07 octobre 2015, 11:13

Coupe Davis – les coulisses au lieu du feu des projecteurs

Comme promis, je vous redonne de mes nouvelles, mais cette fois, j’aimerais vous parler non pas de ce qui se passe au quotidien dans mon bureau à Bienne, mais de mon expérience de la Coupe Davis à Genève.

Dès mercredi, j’ai pu me rendre à Genève afin d’y donner un coup de main avec les derniers préparatifs. Et j‘avais à peine posé ma valise que je me retrouvais avec des vis dans la main pour aider un employé de Palexpo à assembler les bancs des joueurs. Pas le temps de s’acclimater – il fallait mettre la main à la pâte!

Une fois les bancs montés, j’ai quand même eu droit à un tour guidé pour m’aider à m’y retrouver dans la halle gigantesque. Imaginez en effet que l’on m’ait demandé quelque part et que j’aie erré dans ce labyrinthe d’entrées, de sorties et de couloirs sans jamais arriver!

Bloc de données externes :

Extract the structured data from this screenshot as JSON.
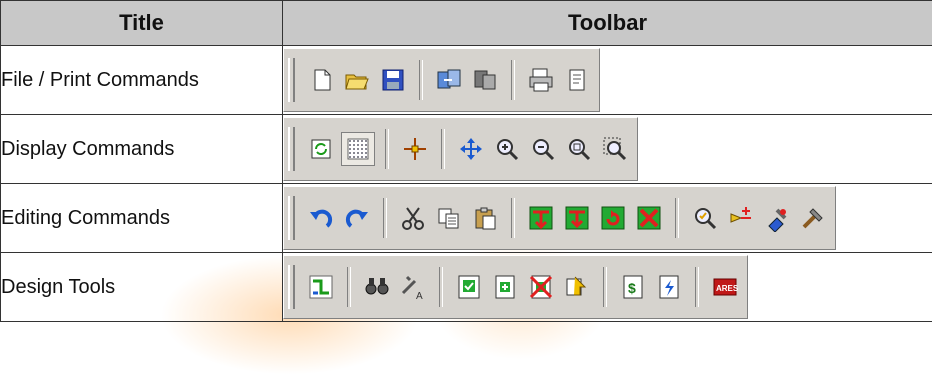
{
  "header": {
    "title_col": "Title",
    "toolbar_col": "Toolbar"
  },
  "rows": [
    {
      "title": "File / Print Commands",
      "icons": [
        "new-file-icon",
        "open-folder-icon",
        "save-icon",
        "|",
        "import-icon",
        "export-icon",
        "|",
        "print-icon",
        "print-preview-icon"
      ]
    },
    {
      "title": "Display Commands",
      "icons": [
        "redraw-icon",
        "grid-icon",
        "|",
        "origin-icon",
        "|",
        "pan-icon",
        "zoom-in-icon",
        "zoom-out-icon",
        "zoom-all-icon",
        "zoom-area-icon"
      ]
    },
    {
      "title": "Editing Commands",
      "icons": [
        "undo-icon",
        "redo-icon",
        "|",
        "cut-icon",
        "copy-icon",
        "paste-icon",
        "|",
        "block-copy-icon",
        "block-move-icon",
        "block-rotate-icon",
        "block-delete-icon",
        "|",
        "pick-device-icon",
        "make-device-icon",
        "package-tool-icon",
        "decompose-icon"
      ]
    },
    {
      "title": "Design Tools",
      "icons": [
        "wire-autoroute-icon",
        "|",
        "search-tag-icon",
        "property-tool-icon",
        "|",
        "electrical-rule-check-icon",
        "new-sheet-icon",
        "remove-sheet-icon",
        "goto-sheet-icon",
        "|",
        "bill-of-materials-icon",
        "netlist-icon",
        "|",
        "ares-icon"
      ]
    }
  ]
}
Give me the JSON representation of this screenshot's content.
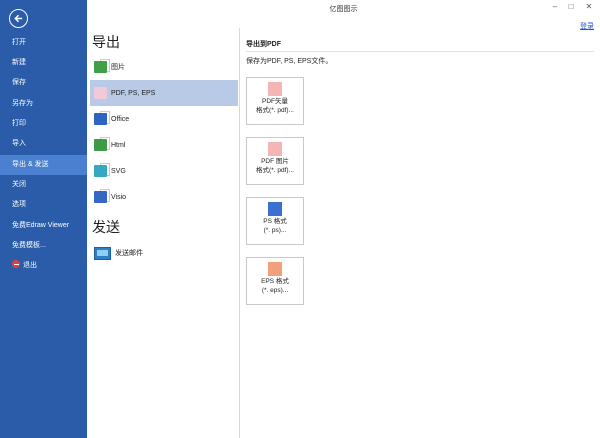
{
  "window": {
    "title": "亿图图示",
    "login": "登录"
  },
  "sidebar": {
    "items": [
      {
        "label": "打开"
      },
      {
        "label": "新建"
      },
      {
        "label": "保存"
      },
      {
        "label": "另存为"
      },
      {
        "label": "打印"
      },
      {
        "label": "导入"
      },
      {
        "label": "导出 & 发送",
        "active": true
      },
      {
        "label": "关闭"
      },
      {
        "label": "选项"
      },
      {
        "label": "免费Edraw Viewer"
      },
      {
        "label": "免费模板..."
      },
      {
        "label": "退出"
      }
    ]
  },
  "export_section": {
    "heading": "导出",
    "options": [
      {
        "label": "图片"
      },
      {
        "label": "PDF, PS, EPS",
        "active": true
      },
      {
        "label": "Office"
      },
      {
        "label": "Html"
      },
      {
        "label": "SVG"
      },
      {
        "label": "Visio"
      }
    ]
  },
  "send_section": {
    "heading": "发送",
    "options": [
      {
        "label": "发送邮件"
      }
    ]
  },
  "right_panel": {
    "title": "导出到PDF",
    "description": "保存为PDF, PS, EPS文件。",
    "buttons": [
      {
        "label": "PDF矢量\n格式(*. pdf)..."
      },
      {
        "label": "PDF 图片\n格式(*. pdf)..."
      },
      {
        "label": "PS 格式\n(*. ps)..."
      },
      {
        "label": "EPS 格式\n(*. eps)..."
      }
    ]
  }
}
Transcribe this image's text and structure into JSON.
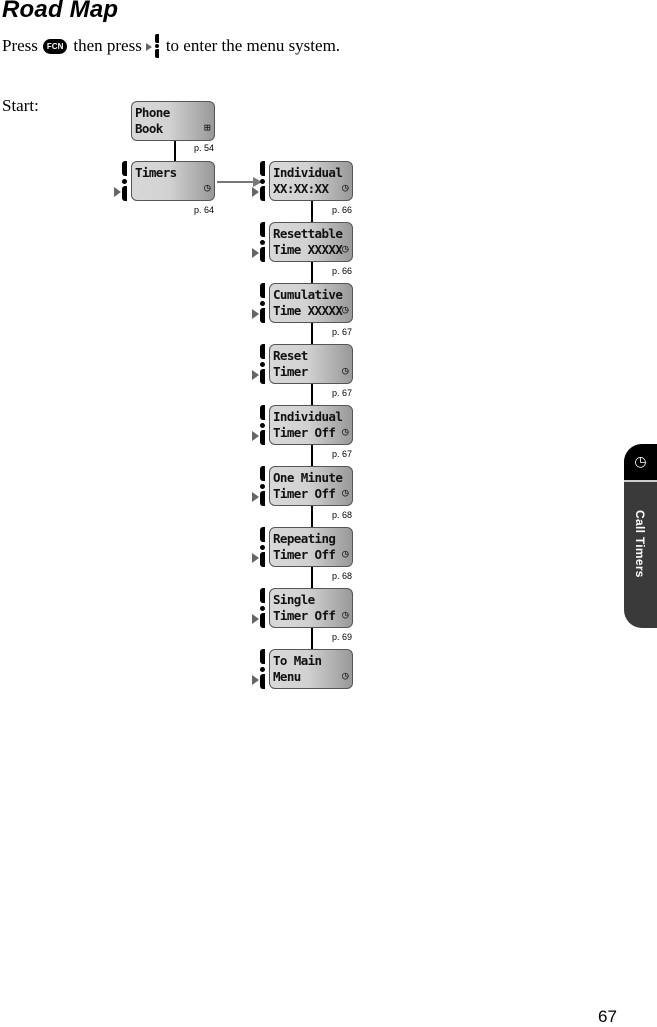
{
  "title": "Road Map",
  "intro": {
    "before": "Press",
    "key_label": "FCN",
    "middle": "then press",
    "after": "to enter the menu system."
  },
  "start_label": "Start:",
  "root": {
    "line1": "Phone",
    "line2": "Book",
    "icon": "phonebook-icon",
    "page": "p. 54"
  },
  "timers": {
    "line1": "Timers",
    "line2": "",
    "icon": "clock-icon",
    "page": "p. 64"
  },
  "submenu": [
    {
      "line1": "Individual",
      "line2": "XX:XX:XX",
      "page": "p. 66"
    },
    {
      "line1": "Resettable",
      "line2": "Time XXXXX",
      "page": "p. 66"
    },
    {
      "line1": "Cumulative",
      "line2": "Time XXXXX",
      "page": "p. 67"
    },
    {
      "line1": "Reset",
      "line2": "Timer",
      "page": "p. 67"
    },
    {
      "line1": "Individual",
      "line2": "Timer Off",
      "page": "p. 67"
    },
    {
      "line1": "One Minute",
      "line2": "Timer Off",
      "page": "p. 68"
    },
    {
      "line1": "Repeating",
      "line2": "Timer Off",
      "page": "p. 68"
    },
    {
      "line1": "Single",
      "line2": "Timer Off",
      "page": "p. 69"
    },
    {
      "line1": "To Main",
      "line2": "Menu",
      "page": ""
    }
  ],
  "glyphs": {
    "clock": "◷",
    "book": "⊞"
  },
  "side_tab": {
    "label": "Call Timers",
    "icon": "clock-icon"
  },
  "page_number": "67"
}
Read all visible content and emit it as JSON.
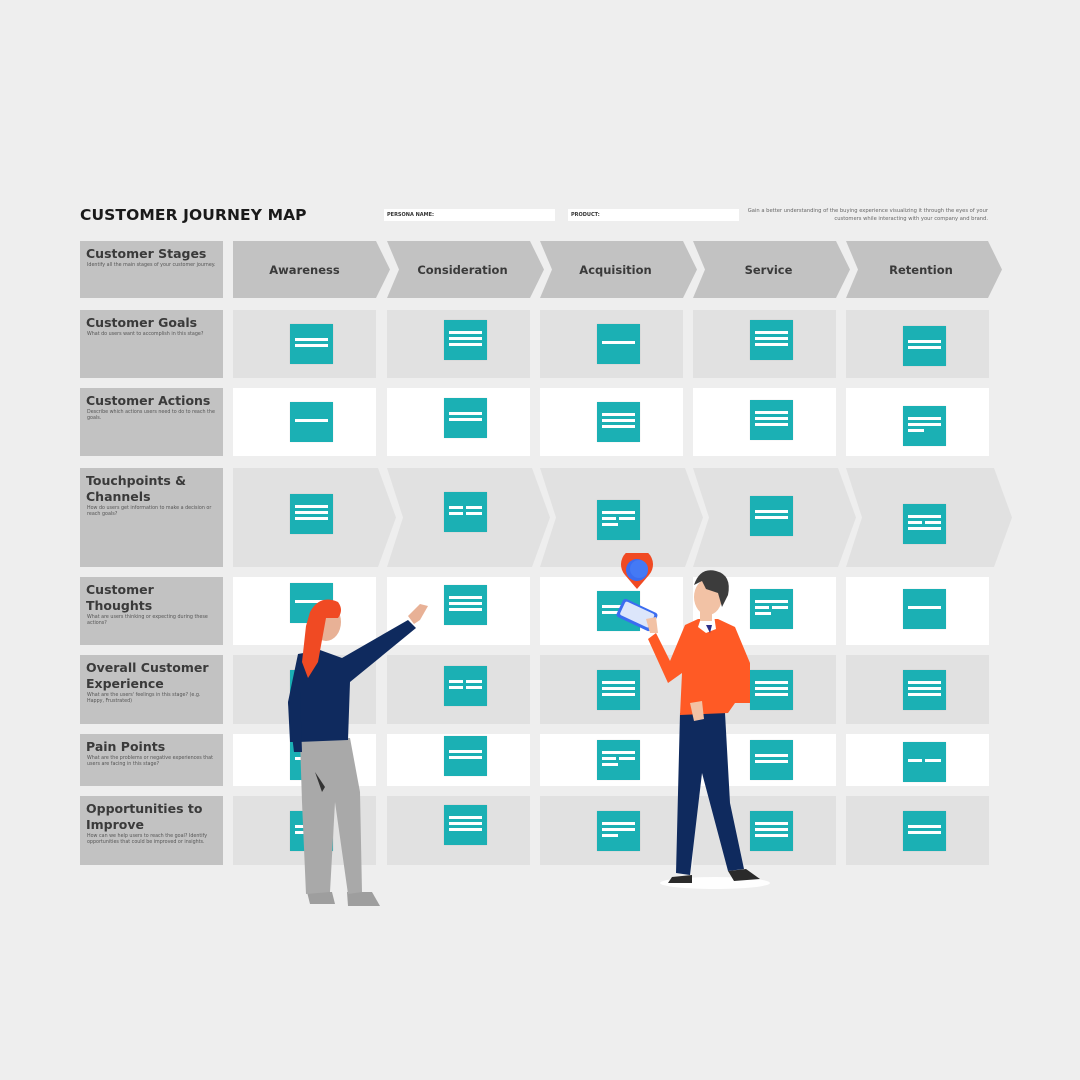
{
  "header": {
    "title": "CUSTOMER JOURNEY MAP",
    "persona_label": "PERSONA NAME:",
    "persona_value": "",
    "product_label": "PRODUCT:",
    "product_value": "",
    "intro": "Gain a better understanding of the buying experience visualizing it through the eyes of your customers while interacting with your company and brand."
  },
  "colors": {
    "note": "#1bb0b4",
    "label_bg": "#c2c2c2",
    "cell_gray": "#e1e1e1",
    "cell_white": "#ffffff",
    "page_bg": "#eeeeee"
  },
  "stages": [
    "Awareness",
    "Consideration",
    "Acquisition",
    "Service",
    "Retention"
  ],
  "rows": [
    {
      "label": "Customer Stages",
      "desc": "Identify all the main stages of your customer journey."
    },
    {
      "label": "Customer Goals",
      "desc": "What do users want to accomplish in this stage?"
    },
    {
      "label": "Customer Actions",
      "desc": "Describe which actions users need to do to reach the goals."
    },
    {
      "label": "Touchpoints & Channels",
      "desc": "How do users get information to make a decision or reach goals?"
    },
    {
      "label": "Customer Thoughts",
      "desc": "What are users thinking or expecting during these actions?"
    },
    {
      "label": "Overall Customer Experience",
      "desc": "What are the users' feelings in this stage? (e.g. Happy, Frustrated)"
    },
    {
      "label": "Pain Points",
      "desc": "What are the problems or negative experiences that users are facing in this stage?"
    },
    {
      "label": "Opportunities to Improve",
      "desc": "How can we help users to reach the goal? Identify opportunities that could be improved or insights."
    }
  ],
  "illustration": {
    "people": [
      "woman-pointing",
      "man-with-phone"
    ],
    "pin_icon": "map-pin-icon"
  }
}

Le badge que l’on m’a remis à cette occasion était un véritable «sésame ouvre-toi», pratiquement aucune porte ne m’est restée fermée! Il m’incombait entre autres d’assurer l’approvisionnement des joueurs en serviettes éponge, boissons et nourriture dans leur lounge. L’avantage d’un job d’intendance comme le mien, c’est que vous tombez même parfois nez à nez avec un certain Monsieur Roger Federer – je suis sûr que je suis en train de faire des envieux!

J’avais aussi plein de petits boulots moins glamour, par exemple le nettoyage des machines à café et le réapprovisionnement en capsules (comme au bureau à Bienne!). Sauf qu’ici, je n’avais pas une seule machine mais huit à entretenir dans les différents bureaux. Puis il y avait les frigos à remplir, les cameramen à accompagner sur le toit, les macarons pour le parking à déposer à l’hôtel, etc., etc., … A force de courir à gauche à droite, je ne voyais pas le temps passer et j’alignais facilement 11 à 12 heures par jour au lieu des 8h30 habituelles.

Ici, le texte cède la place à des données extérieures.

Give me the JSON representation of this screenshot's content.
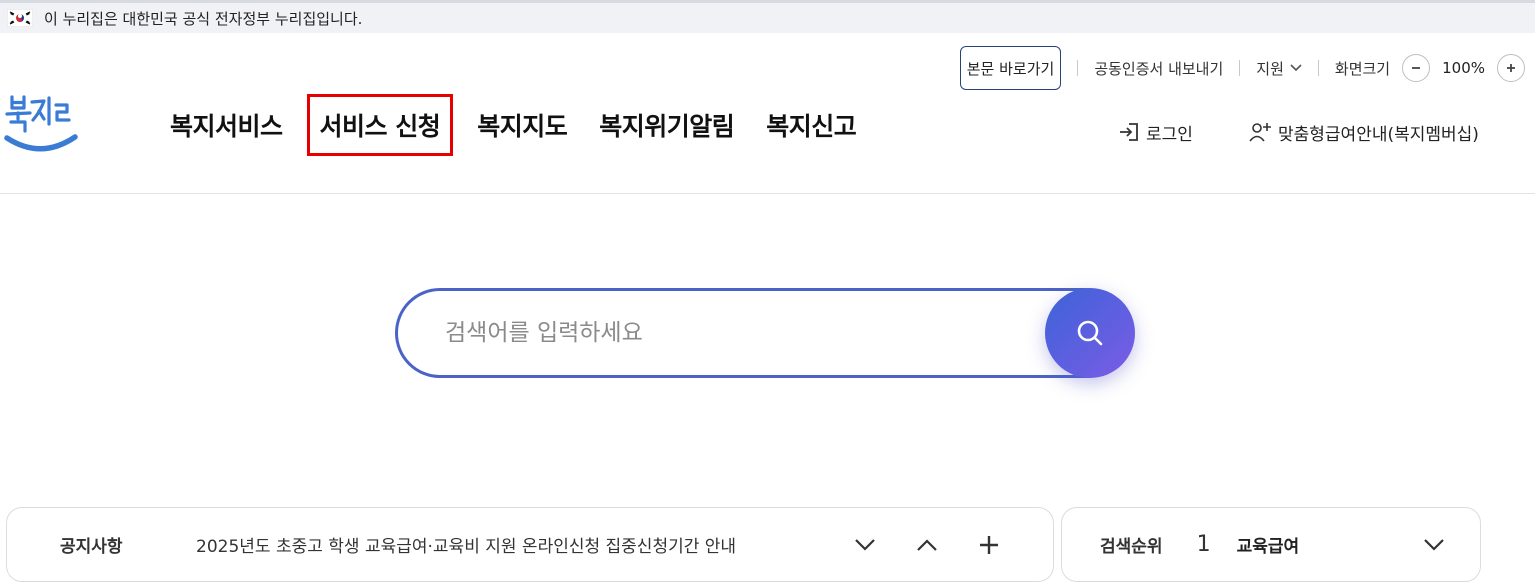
{
  "gov_banner": {
    "text": "이 누리집은 대한민국 공식 전자정부 누리집입니다."
  },
  "utility": {
    "skip_to_content": "본문 바로가기",
    "cert_export": "공동인증서 내보내기",
    "support": "지원",
    "zoom_label": "화면크기",
    "zoom_value": "100%"
  },
  "logo": {
    "text": "복지로",
    "color": "#3a7bd5"
  },
  "gnb": {
    "items": [
      {
        "label": "복지서비스"
      },
      {
        "label": "서비스 신청"
      },
      {
        "label": "복지지도"
      },
      {
        "label": "복지위기알림"
      },
      {
        "label": "복지신고"
      }
    ]
  },
  "account": {
    "login": "로그인",
    "membership": "맞춤형급여안내(복지멤버십)"
  },
  "search": {
    "placeholder": "검색어를 입력하세요",
    "value": ""
  },
  "notice": {
    "label": "공지사항",
    "text": "2025년도 초중고 학생 교육급여·교육비 지원 온라인신청 집중신청기간 안내"
  },
  "ranking": {
    "label": "검색순위",
    "rank": "1",
    "term": "교육급여"
  },
  "colors": {
    "highlight": "#e60000",
    "search_border": "#4b63c8",
    "search_button_start": "#3c63d8",
    "search_button_end": "#7b5ce6"
  }
}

Ce qui m’a vraiment amusé, c’était le nettoyage du court avant et après les matches. Une moitié de terrain m’avait été assignée, un autre aide s’occupait de la deuxième moitié. Heureusement que j’ai pu «m’exercer» mercredi et jeudi, sinon cela aurait été la catastrophe les jours de match où le temps pressait.

Pour regarder les matches (histoire de souffler un peu) j’avais l’immense avantage par rapport aux spectateurs de pouvoir m’asseoir où bon me semblait, même juste deux rangées derrière les joueurs. Et vivre tout cela de si près, c’est quand même autre chose. Vous êtes en plein dedans, vous partagez chaque émotion avec les joueurs.

Vous êtes-vous déjà une fois demandé comment les programmes et les cartons de break arrivent sur les chaises des spectateurs chaque jour? Eh bien, mon collègue et moi avons dû faire travailler nos biceps pour trimballer des palettes entières de matériel à travers toute la halle le soir avant les matches et ce sont des bénévoles (une grand merci à eux!) qui ont ensuite tout distribué sur les sièges.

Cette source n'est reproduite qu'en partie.